I am so sorry. I know you'll miss her.

Jim Thompson said...

I'm so sorry about Punky. It's never easy to lose such a friend.

Anne said...

I grew up with a Lhaso Apso. They are wonderful dogs.

I'm very sorry. =(

Anonymous said...

It's writing like this that makes ol' Steve O one of the best and brightest journalists on earth. Don't know if you know this, but they reincarnate. Not a total clone, but close enough. And one is out there right now lookin' for you ...

grannypie said...

well written...with emotion to move your reader. Our canine friends can be as comforting as our human friends. Frequently more so.


Bill said...

A fine tribute to a good dog. And I tip my hat to your wife.

JD Allen said...

Yeah, that's kind of why I quit on dogs. Lost two of them to old age, and I figured that was enough.
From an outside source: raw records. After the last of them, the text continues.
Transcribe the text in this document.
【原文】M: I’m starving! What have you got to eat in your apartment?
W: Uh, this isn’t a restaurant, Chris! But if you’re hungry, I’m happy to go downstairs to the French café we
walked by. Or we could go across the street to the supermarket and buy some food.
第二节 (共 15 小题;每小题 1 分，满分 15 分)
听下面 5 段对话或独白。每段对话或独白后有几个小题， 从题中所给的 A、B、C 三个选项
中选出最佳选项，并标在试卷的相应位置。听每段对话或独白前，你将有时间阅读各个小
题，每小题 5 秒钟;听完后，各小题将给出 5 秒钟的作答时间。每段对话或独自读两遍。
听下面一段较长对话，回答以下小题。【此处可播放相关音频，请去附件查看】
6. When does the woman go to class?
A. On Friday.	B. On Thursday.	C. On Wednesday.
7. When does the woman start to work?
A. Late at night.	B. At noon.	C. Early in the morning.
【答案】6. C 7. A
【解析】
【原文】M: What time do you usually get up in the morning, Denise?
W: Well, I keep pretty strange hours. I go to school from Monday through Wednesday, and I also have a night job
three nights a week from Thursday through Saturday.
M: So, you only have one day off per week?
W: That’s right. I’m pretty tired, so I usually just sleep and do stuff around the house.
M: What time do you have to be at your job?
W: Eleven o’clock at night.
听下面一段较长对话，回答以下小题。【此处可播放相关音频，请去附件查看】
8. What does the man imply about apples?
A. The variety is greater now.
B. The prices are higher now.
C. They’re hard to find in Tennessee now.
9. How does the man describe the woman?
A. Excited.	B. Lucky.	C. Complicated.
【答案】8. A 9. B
Hurts more than losing some relatives, really. Sick, but true.

Mouth of the Yellow River said...

Banjo, frankly I think it is essentially cruelty to animals worthy of SPCA and PETA scrutinization to let an animal get in the pitiful condition in respect to health that you describe. Just for such selfish reasons.

Similarly, cruelty to pen up a dog in a dense urban environment without sufficient living, running space and daily exercise in a clean environment.
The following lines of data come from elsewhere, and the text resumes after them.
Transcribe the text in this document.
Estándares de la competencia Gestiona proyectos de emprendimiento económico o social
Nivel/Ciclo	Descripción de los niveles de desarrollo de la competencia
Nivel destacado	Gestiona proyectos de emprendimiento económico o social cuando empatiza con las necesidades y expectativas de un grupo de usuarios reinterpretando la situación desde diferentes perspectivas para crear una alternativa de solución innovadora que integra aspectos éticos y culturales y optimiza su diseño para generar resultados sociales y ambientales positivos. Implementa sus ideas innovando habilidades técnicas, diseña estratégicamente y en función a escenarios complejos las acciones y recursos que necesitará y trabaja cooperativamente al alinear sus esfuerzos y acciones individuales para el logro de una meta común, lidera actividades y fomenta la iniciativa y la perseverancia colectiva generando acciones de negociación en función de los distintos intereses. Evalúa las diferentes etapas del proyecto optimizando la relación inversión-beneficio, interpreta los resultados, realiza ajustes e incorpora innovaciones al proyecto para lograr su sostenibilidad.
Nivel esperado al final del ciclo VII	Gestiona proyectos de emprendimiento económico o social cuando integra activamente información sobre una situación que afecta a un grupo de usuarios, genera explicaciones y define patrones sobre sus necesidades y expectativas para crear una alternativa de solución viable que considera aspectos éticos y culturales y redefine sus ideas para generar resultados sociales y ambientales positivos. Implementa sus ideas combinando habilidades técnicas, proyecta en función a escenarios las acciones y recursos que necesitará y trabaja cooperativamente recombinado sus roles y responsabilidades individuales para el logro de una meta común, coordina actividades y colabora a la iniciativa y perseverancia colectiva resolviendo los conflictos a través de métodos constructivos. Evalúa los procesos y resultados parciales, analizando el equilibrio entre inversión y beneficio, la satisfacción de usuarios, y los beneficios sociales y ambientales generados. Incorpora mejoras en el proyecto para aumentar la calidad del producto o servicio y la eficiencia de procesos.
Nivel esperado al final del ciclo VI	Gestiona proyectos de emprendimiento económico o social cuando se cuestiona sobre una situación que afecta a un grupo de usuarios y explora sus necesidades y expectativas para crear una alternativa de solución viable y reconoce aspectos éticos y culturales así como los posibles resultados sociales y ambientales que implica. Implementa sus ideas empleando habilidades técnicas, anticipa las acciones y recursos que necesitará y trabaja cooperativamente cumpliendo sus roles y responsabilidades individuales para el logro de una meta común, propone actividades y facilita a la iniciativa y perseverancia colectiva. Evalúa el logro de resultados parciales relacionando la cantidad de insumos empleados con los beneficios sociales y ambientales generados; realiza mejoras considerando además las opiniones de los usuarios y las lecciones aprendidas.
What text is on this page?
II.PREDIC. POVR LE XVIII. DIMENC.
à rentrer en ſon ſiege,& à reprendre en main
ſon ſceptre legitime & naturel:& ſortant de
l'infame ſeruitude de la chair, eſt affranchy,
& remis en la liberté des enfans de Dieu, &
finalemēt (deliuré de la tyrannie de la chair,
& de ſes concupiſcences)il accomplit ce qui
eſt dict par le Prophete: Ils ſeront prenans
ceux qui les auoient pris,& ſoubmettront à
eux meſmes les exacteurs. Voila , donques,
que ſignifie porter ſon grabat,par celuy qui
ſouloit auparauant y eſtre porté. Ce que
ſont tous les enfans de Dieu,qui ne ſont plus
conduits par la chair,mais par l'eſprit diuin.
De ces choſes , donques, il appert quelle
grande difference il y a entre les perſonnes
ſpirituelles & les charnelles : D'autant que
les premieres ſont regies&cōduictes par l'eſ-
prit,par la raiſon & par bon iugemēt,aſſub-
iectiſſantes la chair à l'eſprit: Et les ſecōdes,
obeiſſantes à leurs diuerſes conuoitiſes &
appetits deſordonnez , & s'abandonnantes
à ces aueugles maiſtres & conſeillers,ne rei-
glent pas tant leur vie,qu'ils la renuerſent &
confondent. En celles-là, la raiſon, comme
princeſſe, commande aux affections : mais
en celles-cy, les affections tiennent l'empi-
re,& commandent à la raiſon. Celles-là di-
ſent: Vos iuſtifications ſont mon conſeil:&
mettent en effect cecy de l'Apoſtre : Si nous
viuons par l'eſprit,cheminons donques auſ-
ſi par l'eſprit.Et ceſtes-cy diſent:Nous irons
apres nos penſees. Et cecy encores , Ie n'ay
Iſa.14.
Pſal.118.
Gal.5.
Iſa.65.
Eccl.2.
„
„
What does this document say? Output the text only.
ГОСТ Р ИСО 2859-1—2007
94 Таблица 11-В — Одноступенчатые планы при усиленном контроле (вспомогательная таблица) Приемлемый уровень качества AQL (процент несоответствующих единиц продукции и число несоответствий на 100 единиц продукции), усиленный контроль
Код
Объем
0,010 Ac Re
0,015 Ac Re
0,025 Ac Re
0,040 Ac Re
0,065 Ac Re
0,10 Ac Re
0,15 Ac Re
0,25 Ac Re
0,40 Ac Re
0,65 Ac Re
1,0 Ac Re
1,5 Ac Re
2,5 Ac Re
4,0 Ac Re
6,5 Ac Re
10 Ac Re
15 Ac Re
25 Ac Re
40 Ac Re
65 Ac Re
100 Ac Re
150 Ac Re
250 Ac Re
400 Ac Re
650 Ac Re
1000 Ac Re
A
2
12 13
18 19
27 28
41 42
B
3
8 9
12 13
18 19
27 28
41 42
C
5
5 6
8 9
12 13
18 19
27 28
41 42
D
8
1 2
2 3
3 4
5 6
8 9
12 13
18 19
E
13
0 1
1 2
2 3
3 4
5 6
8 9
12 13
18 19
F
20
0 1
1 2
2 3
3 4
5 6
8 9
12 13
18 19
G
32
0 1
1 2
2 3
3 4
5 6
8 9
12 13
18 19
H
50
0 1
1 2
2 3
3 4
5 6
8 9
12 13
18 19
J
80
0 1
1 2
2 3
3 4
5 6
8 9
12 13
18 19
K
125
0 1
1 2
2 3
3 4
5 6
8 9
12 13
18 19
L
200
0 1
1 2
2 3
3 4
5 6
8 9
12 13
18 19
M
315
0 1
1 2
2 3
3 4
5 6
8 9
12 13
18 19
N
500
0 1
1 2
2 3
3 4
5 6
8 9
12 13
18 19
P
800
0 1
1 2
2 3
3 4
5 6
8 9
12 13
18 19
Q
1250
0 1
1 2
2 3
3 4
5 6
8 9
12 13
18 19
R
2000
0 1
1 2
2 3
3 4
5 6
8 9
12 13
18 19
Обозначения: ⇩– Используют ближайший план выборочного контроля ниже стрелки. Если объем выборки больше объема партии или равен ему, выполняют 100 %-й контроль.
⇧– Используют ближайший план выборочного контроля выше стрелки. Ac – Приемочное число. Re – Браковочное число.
Back in the old country on the farm just as a sheep, goat, bovine or horse, we with great respect ate the animal before it could reach that state.

A friend who grew up here on the Texas coast (Seabrook/Kemah when there was a little wooden drawbridge) in a culture that finds dog, cat and horses unpalatable told me the following story of his dad’s policy:

“Dad always insured we had a dog, but they were never allowed in the house, nor would he (or could he) spend money on vet costs. More often as not, on average of two or three years, the dog took sick with distemper or got some injury or something (one swallowed a fish hook one time).
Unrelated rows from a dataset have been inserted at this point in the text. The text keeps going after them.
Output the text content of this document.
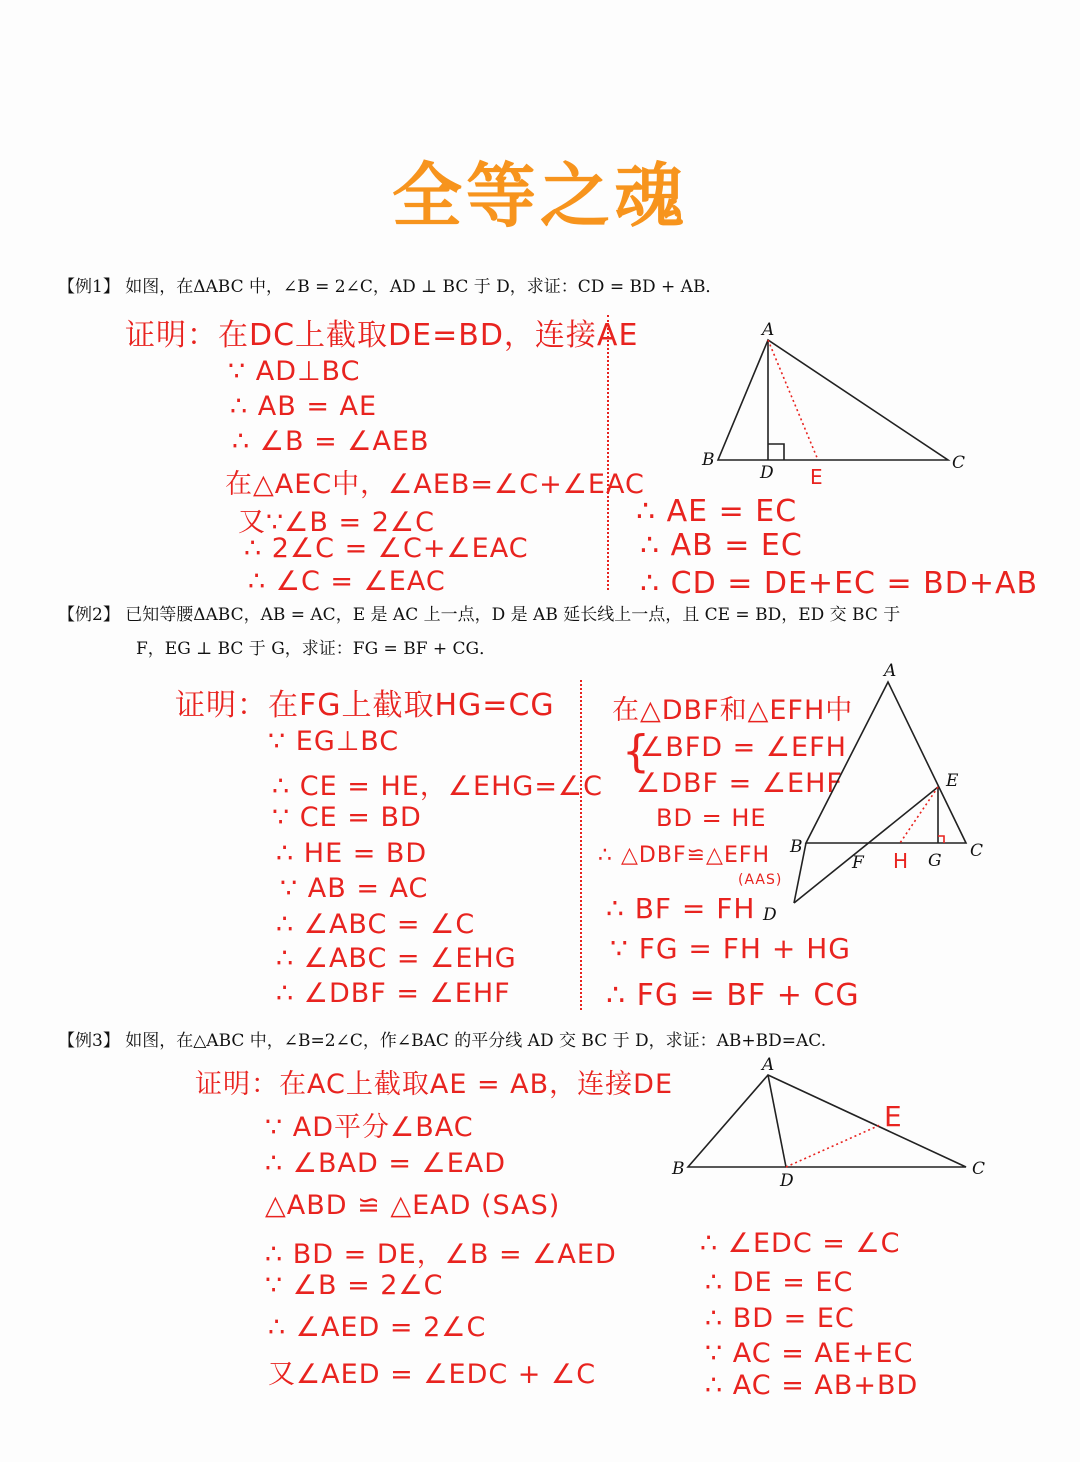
全等之魂
【例1】 如图，在ΔABC 中，∠B = 2∠C，AD ⊥ BC 于 D，求证：CD = BD + AB．
证明：在DC上截取DE=BD，连接AE
∵ AD⊥BC
∴ AB = AE
∴ ∠B = ∠AEB
在△AEC中，∠AEB=∠C+∠EAC
又∵∠B = 2∠C
∴ 2∠C = ∠C+∠EAC
∴ ∠C = ∠EAC
∴ AE = EC
∴ AB = EC
∴ CD = DE+EC = BD+AB
【例2】 已知等腰ΔABC，AB = AC，E 是 AC 上一点，D 是 AB 延长线上一点，且 CE = BD，ED 交 BC 于
F，EG ⊥ BC 于 G，求证：FG = BF + CG．
证明：在FG上截取HG=CG
∵ EG⊥BC
∴ CE = HE，∠EHG=∠C
∵ CE = BD
∴ HE = BD
∵ AB = AC
∴ ∠ABC = ∠C
∴ ∠ABC = ∠EHG
∴ ∠DBF = ∠EHF
在△DBF和△EFH中
{
∠BFD = ∠EFH
∠DBF = ∠EHF
BD = HE
∴ △DBF≌△EFH
(AAS)
∴ BF = FH
∵ FG = FH + HG
∴ FG = BF + CG
【例3】 如图，在△ABC 中，∠B=2∠C，作∠BAC 的平分线 AD 交 BC 于 D，求证：AB+BD=AC.
证明：在AC上截取AE = AB，连接DE
∵ AD平分∠BAC
∴ ∠BAD = ∠EAD
△ABD ≌ △EAD (SAS)
∴ BD = DE，∠B = ∠AED
∵ ∠B = 2∠C
∴ ∠AED = 2∠C
又∠AED = ∠EDC + ∠C
∴ ∠EDC = ∠C
∴ DE = EC
∴ BD = EC
∵ AC = AE+EC
∴ AC = AB+BD
A
B	C
D E
A
E
B	C
F H G
D
A
B	C
D
E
Dad gathered the family around in formal respect as he performed euthanasia with a single pistol or rifle shot as we hung our heads, and momma cried. As a family we buried our beloved with a primitive white cross made from an old crate slates.

As soon as the euthanasia and burial ceremony was over and cheeks were still wet with tears, out from the shed, garage or box in the trunk of a car came bounding a new puppy, tail wagging and tongue licking.

Dad always had one waiting in the wings. Looking back I’m not sure that the older dogs were always that sick.”

Such is the cycle of life.

Gritsforbreakfast said...

Sorry for your loss, Banjo.

Anonymous said...

My condolences, Banjo. I know how difficult it can be to lose a dog.


mikemcguff said...

That's a touching story...sorry about the loss.

susan credeur said...

Sorry for you Banjo. Lost our 15 year old Lhasa 3 weeks ago today. She was kinda mean. She did not have a lot of personality, but she was the mother of our very beloved pet, Ed, and we greatly respected her. She sounds like Punky in her dotage, but oddly enough she had a new lease on life after Hurricane Rita. She actually survived the 24 hour trip to San Antone (losing about 1/3 her body weight-she never went more than 7 lbs or so). She was limp and comatose and they put her on ice and she just perked right up. She had never been sick a day in her life and had never, EVER missed a meal. I knew that morning she wasn't long for this world when she refused her bowl. We put her in a box in her room and she she barked a while and went to "sleep". We buried her that night out in the cannas where she liked to chill in the summer. I woke up the next morning and I swear I heard a little "ark-ark" in the distance. Yeah, we miss her-Ed slept in her room a couple of nights, then he seemed to be over missin' mama.
They do have a way of getting under your heart and just staying there.

Joe said...

Hey Banjo, sorry to hear about your pooch. Went home and gave my German Shepherd an extra good rough-housing when I went home yesterday. Thanks for reminding me what the beast means to me.
And don't worry about Mouth of the Yellow River. Some folks just love them a big ol' dose of judgmentalism and self-assumed superiority.